Nach einer aktuellen Entscheidung des Bundesarbeitsgerichts (BAG, Urteil vom 25.10.2017, Az. 7 ABR 10/16) darf sich ein Arbeitgeber unter gewissen Umständen kritisch über die Wahlen zum Betriebsrat äußern.

Zwar sieht § 20 Absatz 2 des Betriebsverfassungsgesetzes (BetrVG) vor, dass niemand die Wahl des Betriebsrats durch Zufügung oder Androhung von Nachteilen oder durch Gewährung oder Versprechen von Vorteilen beeinflussen darf. Nach Ansicht des Bundesarbeitsgerichts ist jedoch nicht jede Handlung oder kritische Äußerung des Arbeitgebers verboten und als unzulässige Wahlbeeinflussung anzusehen, mit der Folge, dass die Wahl anfechtbar oder unwirksam wäre.

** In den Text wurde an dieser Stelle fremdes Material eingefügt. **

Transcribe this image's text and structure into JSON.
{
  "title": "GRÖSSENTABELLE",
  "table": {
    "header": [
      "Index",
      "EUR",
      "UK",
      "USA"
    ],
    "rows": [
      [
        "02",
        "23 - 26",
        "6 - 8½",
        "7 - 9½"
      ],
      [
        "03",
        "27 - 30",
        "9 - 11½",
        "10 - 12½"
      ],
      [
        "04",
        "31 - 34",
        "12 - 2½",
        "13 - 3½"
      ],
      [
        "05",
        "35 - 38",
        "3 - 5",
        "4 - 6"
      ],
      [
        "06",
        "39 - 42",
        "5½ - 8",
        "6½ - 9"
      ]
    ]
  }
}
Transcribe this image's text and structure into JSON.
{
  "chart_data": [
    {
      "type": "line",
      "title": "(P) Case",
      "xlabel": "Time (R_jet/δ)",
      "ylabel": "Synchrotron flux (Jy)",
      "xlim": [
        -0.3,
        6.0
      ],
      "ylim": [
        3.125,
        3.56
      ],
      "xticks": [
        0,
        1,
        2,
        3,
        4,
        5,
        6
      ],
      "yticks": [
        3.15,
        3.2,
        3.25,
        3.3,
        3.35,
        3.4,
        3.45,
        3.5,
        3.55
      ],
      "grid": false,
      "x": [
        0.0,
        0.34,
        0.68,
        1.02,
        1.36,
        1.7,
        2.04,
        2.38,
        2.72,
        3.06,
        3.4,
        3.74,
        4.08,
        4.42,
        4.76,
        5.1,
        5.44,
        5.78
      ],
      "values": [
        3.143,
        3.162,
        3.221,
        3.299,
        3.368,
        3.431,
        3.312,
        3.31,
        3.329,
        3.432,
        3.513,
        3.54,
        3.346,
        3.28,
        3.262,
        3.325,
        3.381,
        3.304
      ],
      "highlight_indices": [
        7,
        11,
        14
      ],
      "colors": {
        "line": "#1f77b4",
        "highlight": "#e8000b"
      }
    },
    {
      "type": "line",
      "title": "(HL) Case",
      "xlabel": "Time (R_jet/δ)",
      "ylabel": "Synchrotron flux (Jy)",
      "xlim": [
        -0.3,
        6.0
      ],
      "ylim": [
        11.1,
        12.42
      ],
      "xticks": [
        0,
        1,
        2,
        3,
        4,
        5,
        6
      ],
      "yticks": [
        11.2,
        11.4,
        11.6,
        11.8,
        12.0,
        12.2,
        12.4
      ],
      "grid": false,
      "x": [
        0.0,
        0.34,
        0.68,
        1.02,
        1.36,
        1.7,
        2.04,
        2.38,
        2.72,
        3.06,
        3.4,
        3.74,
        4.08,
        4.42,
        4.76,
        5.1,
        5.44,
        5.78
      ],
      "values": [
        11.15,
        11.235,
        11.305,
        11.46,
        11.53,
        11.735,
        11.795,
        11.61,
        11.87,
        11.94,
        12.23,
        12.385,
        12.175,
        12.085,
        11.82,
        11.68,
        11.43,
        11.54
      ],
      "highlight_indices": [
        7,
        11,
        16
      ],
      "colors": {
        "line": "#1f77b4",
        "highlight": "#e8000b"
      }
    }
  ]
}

Welche Äußerungen sind noch erlaubt?

Die Äußerungen des Arbeitgebers dürfen keine Androhung von konkreten Nachteilen oder das Versprechen von konkreten Vorteilen beinhalten. Der Arbeitgeber darf einzelnen Kandidaten keine Geldgeschenke oder ähnliches zukommen lassen - nicht materielle Geschenke sind dagegen grundsätzlich erlaubt.

Selbstverständlich ebenso verboten sind solche Äußerungen die eine strafbare Beleidigung, üble Nachrede oder Verleumdung darstellen.